When pupils get in trouble for silly reasons, the results can be serious
EARLIER this autumn a school in Canon City, Colorado suspended Hunter Yelton for violating its sexual-harassment policy. His crime? Kissing a girl on the hand. Hunter is six years old. Other dangerous acts that have warranted suspension in schools across the land include chomping a Pop-Tart (an American breakfast pastry) into the shape of a gun, firing an imaginary bow-and-arrow and talking about shooting a Hello Kitty soap-bubble gun. In Mississippi, infractions serious enough to bring in the police include wearing the wrong shoes (a five-year-old boy's school dress code mandated black shoes; his mother used a marker to blacken his red-and-white shoes, but apparently bits of red and white could still be seen) and wearing the wrong socks. Five pupils tossing peanuts at each other in the back of a school bus ended up charged with felony assault when one of the nuts hit the driver.
Many of these students attend schools with zero-tolerance policies, which have been around for years; some date their inception to the federal Gun-Free Schools Act, which required schools receiving federal funds to expel pupils who brought in firearms. According to John Whitehead, founding lawyer of the Rutherford Institute, a law firm focused on civil liberties, they really began proliferating after the massacre at Columbine High School in Colorado in 1999. Like the mandatory-minimum sentences established by Congress at the height of the drug war, zero-tolerance policies in schools were intended to make sure that all bad behaviour drew a uniform response.
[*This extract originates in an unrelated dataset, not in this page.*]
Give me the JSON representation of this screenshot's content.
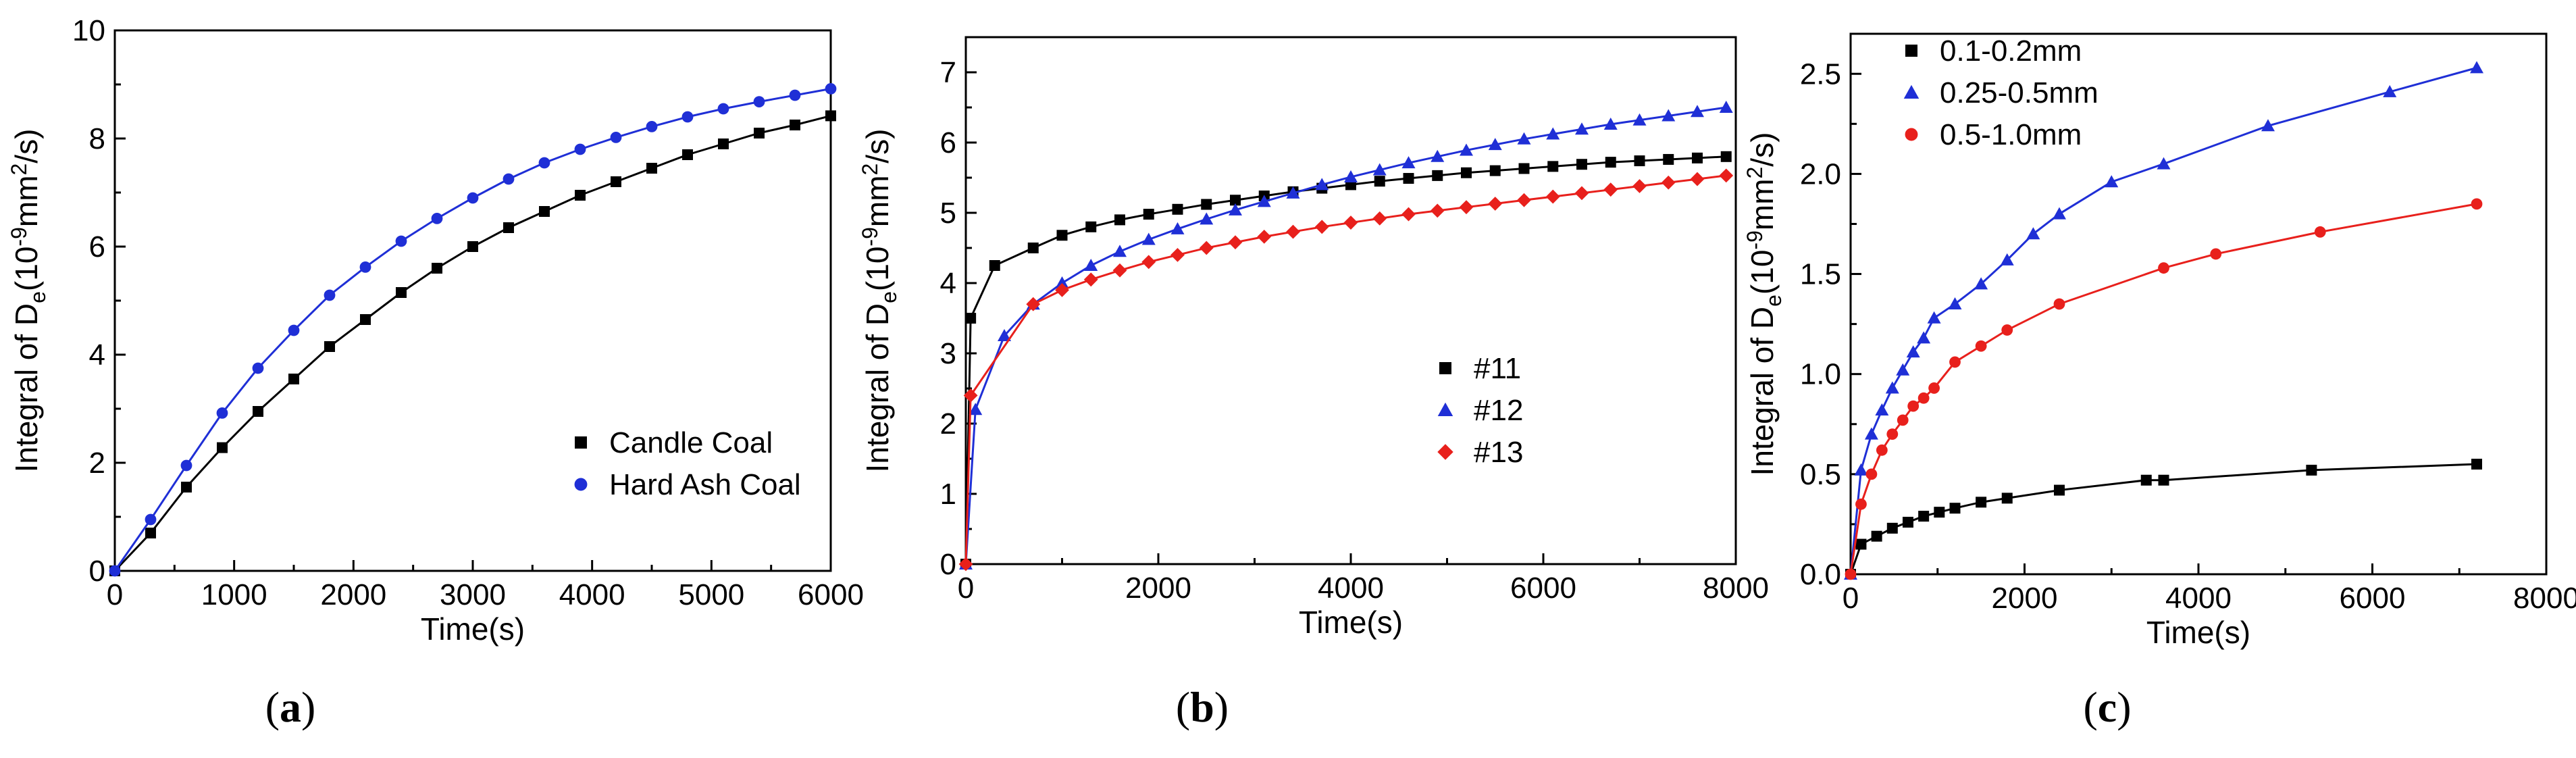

Instead, also like mandatory minimums, the responses they mandate are often wildly disproportionate to the "offences" committed; they do little, if anything, to improve discipline; and they can cause lasting harm to pupils.
In the 2009-10 school year, at least 3.1m of America's 49.3m state-school pupils were suspended at least once. The Department of Education found that black pupils were three-and-a-half times likelier than whites to be suspended. More than 70% of pupils arrested in school or referred by schools to police were black or Hispanic. One in five black boys and more than one in ten black girls were suspended, compared with fewer than one in ten white boys and one in 20 white girls.
Suspension rates have gone up across the board since the early 1970s--from 3.7% of all pupils in 1973 to 6.9% in 2006--but far more for blacks (from 6% to 15%) than whites (3.1% to 4.8%). Whether or not these suspensions were accurately tied to misbehaviour in the past, they can certainly reinforce it in the future. Studies have shown that pupils suspended in sixth grade (roughly, at 12) are likelier than never-suspended pupils to receive the same punishment in eighth grade, and to drop out later.
Some schools, particularly in large cities, have started turning away from zero-tolerance laws. The American Civil Liberties Union wants federal money spent on "positive behaviour supports" designed to reduce suspensions, expulsions and calls to the police.
Mr Whitehead suggests something much simpler. Schools should complement zero-tolerance policies with some attempt to find out what the miscreant's intentions were; and they should call in the police only as a last resort, and only in cases involving real weapons. Otherwise, he says, "you're not teaching the kid anything except fear--fear of the police--which in a free country we shouldn't do."